Definition (Proof): a proof is a sequence of logical steps that manipulate a proof state towards a final, provable result.

When either reading or writing a mathematical proof, we should keep these definitions in mind. In particular, we have to be aware at every point of the proof:

Exercise (Entry Fees, ‡) Consider the following function that calculates the entry fee of a single ticket to Disney World in 2021 (mined from the Disney website):

def calculate_price(day, age, is_hopping):
    return 115 + (-5 if age < 10 else 0) + (14 if is_friday_or_weekend(day) else 0) + (65 if is_hopping else 0)

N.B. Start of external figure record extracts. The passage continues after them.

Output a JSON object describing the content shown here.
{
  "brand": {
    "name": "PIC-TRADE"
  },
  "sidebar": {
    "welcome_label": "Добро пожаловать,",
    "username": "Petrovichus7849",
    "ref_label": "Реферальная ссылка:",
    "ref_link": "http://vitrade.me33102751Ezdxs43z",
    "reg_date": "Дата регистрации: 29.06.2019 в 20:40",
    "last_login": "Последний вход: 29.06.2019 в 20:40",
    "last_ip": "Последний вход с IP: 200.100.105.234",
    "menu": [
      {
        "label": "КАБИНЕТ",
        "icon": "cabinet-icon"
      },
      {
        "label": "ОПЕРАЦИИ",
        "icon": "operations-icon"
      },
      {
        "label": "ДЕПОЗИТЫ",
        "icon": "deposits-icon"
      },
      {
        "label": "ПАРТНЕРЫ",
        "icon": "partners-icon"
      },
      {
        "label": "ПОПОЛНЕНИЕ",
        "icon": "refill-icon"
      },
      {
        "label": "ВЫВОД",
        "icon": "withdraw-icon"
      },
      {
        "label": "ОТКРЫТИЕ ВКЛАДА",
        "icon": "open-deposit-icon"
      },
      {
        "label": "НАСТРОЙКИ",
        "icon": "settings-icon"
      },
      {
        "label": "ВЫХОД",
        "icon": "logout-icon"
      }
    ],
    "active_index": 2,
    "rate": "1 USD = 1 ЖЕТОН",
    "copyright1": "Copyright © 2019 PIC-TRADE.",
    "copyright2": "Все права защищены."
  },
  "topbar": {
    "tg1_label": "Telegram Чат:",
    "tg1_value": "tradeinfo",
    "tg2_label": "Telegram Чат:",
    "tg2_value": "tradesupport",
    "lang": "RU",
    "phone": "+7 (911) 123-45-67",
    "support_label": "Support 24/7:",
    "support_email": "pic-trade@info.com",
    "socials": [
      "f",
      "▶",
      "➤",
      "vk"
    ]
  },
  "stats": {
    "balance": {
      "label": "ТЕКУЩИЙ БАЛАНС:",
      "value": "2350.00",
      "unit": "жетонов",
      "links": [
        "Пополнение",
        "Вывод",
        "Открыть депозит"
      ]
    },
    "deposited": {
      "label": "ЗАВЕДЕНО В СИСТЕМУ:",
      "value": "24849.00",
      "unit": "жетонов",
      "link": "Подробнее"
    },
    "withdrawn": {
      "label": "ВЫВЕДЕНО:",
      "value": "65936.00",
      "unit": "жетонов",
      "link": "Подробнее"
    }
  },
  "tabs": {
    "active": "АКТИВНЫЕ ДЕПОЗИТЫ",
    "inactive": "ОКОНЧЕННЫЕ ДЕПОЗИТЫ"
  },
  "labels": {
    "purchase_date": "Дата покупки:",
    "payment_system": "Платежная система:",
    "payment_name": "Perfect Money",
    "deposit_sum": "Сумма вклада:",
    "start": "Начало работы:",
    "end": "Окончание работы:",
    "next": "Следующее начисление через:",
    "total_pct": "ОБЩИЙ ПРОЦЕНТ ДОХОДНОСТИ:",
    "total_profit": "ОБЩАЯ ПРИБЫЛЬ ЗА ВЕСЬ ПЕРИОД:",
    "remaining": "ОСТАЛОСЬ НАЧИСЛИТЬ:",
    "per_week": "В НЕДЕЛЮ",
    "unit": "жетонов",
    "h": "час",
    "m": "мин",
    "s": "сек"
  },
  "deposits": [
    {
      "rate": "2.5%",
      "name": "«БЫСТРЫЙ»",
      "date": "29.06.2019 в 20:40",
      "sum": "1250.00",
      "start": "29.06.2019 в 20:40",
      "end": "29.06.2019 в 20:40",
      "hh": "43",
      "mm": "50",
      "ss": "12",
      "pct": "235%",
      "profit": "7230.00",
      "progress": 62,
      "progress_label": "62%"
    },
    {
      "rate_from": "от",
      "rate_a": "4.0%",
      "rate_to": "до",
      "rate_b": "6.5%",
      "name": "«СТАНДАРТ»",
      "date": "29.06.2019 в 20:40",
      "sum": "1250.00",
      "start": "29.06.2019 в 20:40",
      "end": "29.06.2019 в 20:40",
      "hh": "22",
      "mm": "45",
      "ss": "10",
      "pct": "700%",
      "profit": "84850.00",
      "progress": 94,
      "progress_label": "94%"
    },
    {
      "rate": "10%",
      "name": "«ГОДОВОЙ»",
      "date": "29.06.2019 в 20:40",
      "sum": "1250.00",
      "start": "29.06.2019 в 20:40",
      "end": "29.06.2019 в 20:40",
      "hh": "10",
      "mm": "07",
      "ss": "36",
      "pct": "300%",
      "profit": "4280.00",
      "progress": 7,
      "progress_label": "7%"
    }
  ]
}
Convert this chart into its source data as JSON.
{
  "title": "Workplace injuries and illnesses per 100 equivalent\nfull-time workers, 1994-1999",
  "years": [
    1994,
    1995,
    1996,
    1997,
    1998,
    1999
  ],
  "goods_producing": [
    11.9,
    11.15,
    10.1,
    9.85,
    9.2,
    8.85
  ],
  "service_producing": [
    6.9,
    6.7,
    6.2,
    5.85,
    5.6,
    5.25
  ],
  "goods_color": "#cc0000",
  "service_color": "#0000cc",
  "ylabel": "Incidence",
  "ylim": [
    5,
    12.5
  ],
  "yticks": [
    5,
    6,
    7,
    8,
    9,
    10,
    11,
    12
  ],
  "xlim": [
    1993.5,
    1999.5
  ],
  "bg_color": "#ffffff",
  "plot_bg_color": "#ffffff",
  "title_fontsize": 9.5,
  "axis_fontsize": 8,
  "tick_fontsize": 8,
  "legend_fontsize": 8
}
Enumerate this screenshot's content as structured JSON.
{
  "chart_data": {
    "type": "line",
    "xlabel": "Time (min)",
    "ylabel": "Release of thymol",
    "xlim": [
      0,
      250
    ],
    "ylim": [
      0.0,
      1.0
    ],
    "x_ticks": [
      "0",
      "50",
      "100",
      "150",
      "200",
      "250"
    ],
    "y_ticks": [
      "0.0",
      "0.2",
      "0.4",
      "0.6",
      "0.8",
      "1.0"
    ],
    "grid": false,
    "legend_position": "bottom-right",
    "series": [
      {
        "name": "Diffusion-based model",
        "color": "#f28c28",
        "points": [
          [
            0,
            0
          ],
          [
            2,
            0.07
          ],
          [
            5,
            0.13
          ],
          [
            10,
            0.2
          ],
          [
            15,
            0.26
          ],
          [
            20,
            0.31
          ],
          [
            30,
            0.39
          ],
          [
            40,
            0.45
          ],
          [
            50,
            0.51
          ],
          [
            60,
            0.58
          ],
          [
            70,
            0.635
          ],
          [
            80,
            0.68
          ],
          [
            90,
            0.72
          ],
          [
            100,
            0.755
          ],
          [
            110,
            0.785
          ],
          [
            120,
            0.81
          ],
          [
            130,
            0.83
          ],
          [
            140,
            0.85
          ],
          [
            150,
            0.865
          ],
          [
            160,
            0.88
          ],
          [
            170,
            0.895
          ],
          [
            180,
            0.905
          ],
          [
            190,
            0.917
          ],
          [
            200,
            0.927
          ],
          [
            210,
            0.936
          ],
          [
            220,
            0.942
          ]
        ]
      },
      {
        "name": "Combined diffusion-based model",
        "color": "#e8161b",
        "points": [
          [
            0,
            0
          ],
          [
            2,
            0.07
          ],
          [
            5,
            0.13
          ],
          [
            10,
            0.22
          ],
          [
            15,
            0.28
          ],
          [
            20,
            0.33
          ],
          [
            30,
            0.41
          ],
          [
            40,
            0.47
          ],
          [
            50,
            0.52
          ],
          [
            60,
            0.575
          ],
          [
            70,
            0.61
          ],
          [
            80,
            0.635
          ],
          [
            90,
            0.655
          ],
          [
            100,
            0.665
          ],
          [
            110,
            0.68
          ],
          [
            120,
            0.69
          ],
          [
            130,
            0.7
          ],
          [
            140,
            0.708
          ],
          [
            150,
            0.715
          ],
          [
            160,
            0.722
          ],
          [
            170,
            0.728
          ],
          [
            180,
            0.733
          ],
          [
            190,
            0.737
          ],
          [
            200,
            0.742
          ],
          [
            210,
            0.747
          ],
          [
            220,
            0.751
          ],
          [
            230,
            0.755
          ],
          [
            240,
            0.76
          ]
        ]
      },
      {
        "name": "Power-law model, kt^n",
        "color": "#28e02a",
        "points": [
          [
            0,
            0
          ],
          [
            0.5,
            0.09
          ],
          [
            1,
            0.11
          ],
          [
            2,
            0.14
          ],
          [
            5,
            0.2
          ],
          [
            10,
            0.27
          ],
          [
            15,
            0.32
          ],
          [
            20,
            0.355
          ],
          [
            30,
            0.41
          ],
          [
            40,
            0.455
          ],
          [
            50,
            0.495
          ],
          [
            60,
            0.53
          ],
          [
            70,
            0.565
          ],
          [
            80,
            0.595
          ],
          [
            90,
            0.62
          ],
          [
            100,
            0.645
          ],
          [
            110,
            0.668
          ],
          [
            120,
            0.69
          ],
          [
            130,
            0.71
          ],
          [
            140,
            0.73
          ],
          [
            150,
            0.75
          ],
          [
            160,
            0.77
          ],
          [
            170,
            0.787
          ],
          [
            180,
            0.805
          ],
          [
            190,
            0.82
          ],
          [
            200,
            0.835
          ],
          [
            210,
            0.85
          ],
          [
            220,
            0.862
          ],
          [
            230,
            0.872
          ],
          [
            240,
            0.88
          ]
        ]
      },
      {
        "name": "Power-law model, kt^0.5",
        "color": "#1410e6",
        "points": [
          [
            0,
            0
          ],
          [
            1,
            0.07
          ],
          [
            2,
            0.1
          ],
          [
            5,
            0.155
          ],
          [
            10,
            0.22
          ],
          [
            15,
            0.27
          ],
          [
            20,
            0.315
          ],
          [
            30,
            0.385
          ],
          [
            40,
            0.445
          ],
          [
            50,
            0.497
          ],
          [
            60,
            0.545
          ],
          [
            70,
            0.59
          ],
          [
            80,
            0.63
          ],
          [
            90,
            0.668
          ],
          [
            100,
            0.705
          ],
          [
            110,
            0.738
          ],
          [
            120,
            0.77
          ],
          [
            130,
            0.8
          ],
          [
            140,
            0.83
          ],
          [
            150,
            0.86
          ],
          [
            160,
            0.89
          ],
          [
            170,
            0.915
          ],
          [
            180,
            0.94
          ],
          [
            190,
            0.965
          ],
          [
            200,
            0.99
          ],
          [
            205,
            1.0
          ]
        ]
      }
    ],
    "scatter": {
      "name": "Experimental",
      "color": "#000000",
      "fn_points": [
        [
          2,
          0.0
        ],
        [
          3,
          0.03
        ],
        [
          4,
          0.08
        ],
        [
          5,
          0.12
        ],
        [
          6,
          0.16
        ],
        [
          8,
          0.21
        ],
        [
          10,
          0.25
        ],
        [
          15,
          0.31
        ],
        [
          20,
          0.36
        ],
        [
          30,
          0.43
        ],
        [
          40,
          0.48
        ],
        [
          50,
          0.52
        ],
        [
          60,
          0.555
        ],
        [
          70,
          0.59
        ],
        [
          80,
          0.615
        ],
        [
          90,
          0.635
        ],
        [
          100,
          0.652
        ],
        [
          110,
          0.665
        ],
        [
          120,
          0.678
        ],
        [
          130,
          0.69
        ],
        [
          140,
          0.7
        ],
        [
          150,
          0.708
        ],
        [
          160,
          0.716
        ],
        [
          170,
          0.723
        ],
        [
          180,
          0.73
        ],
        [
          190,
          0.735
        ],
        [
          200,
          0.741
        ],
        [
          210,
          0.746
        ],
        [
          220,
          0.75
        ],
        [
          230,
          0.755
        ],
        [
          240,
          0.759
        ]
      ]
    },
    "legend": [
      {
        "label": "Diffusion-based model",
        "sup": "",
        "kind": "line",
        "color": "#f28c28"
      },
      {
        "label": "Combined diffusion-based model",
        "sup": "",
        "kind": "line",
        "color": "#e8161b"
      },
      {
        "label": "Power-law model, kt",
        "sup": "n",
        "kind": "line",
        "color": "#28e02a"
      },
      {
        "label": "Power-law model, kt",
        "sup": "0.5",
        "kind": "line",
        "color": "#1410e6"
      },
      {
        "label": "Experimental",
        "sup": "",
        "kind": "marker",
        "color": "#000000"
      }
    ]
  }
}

Prove the following claim:

Claim: for all days of the week d, natural numbers n, and boolean b, if b ≡ True then calculate_price(d, n, b) >= 175.

The expression e2 if e1 else e3 is Python’s quirky if-expression that operates identically to Scheme’s if-expression of the form (if e1 e2 e3). The only difference is syntactic: the if-branches comes first, then the guard, then the else-branch.

(Note: yea, Disney World is expensive, huh?)